Firstly, I would like to say that I did have time to watch the roundtable interviews - however I feel that this is not really necessary with regard to this debate. Opinions in this case are just that, opinions. We may talk about many aspects of cinematography that we find appealing, but what does this mean? How can we think critically about what we are viewing? How do we view images? How are these images disseminated culturally?
In the worlds of Marshall Mcluhan: "In a culture like ours, long accustomed to splitting and dividing all things as a means of control, it is sometimes a bit of a shock to be reminded that, in operational and practical fact, the medium is the message. This is merely to say that the personal and social consequences of any medium - that is, of any extension of ourselves - result from the new scale that is introduced into our affairs by each extension of ourselves, or by any new technology."
When studying digital media and images, it is commonplace to study the works of Marshall Mcluhan. The Medium IS The Message. He discusses our relationship with technology and how there are aspects of new innovation that we are unaware of at the time of its birth.

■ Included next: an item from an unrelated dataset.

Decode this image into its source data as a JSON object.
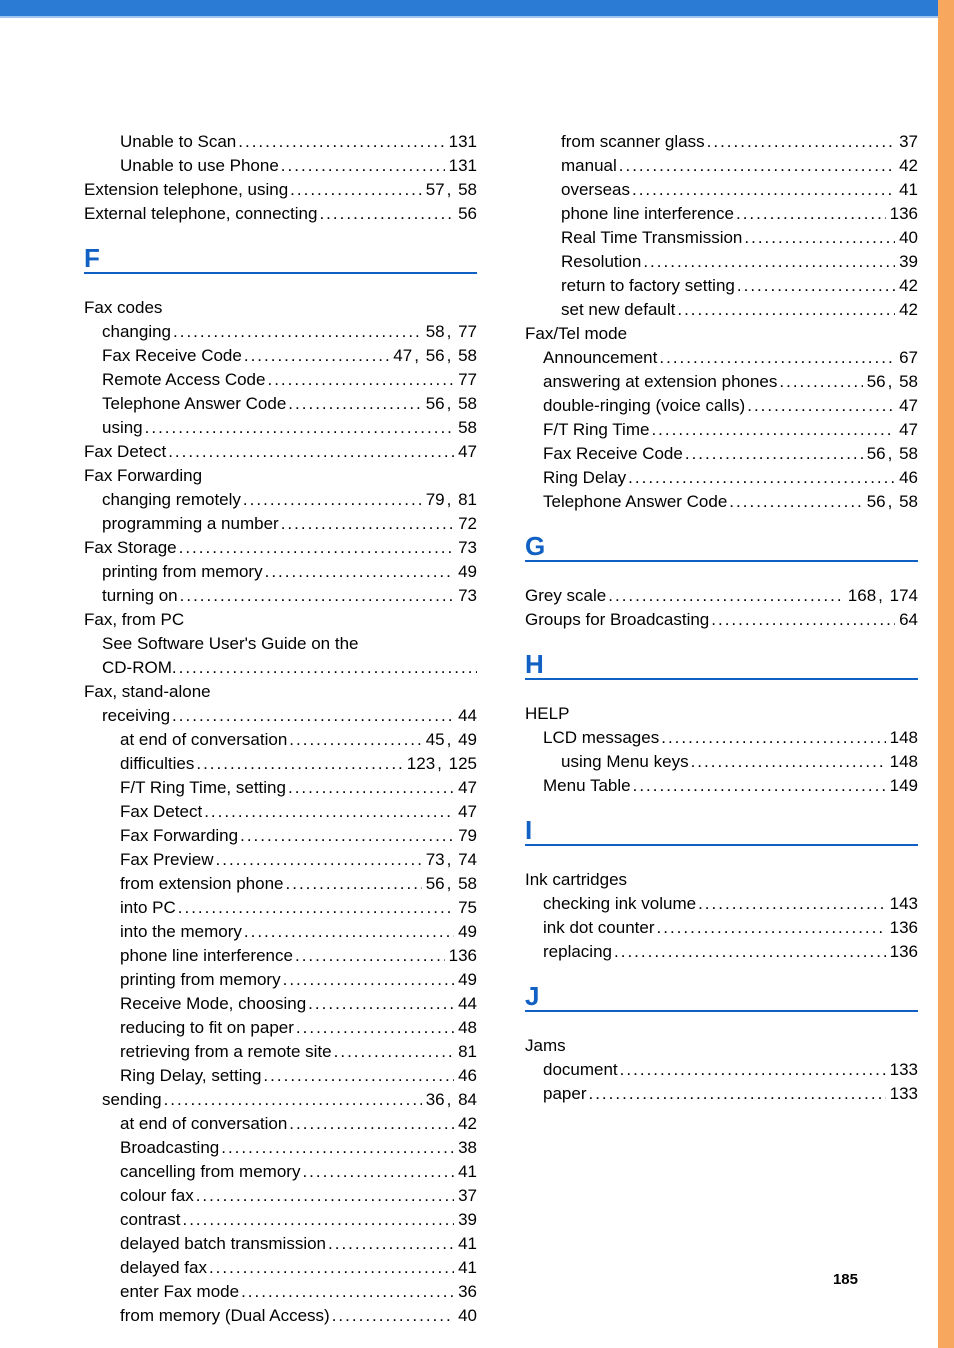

This can be observed in the common debate Film and Digital production. So, instead of asking which is "better" (film or digital) - ask "how do we view each medium?"
John Berger's book "Ways Of Seeing" explores this topic further. It was later turned into a TV documentary that is quite interesting:
Ways of Seeing:
The history of images (and image viewing) provides important insight: What is the story? Why have these cinematic choices been made? What makes an image ascetically pleasing? How do these images make me feel. Personally I have seen images captured on VHS that have made me consider what I am watching. There is more to filmmaking and cinematography than ascetics. Move beyond!
That is just my opinion, thanks for the debate!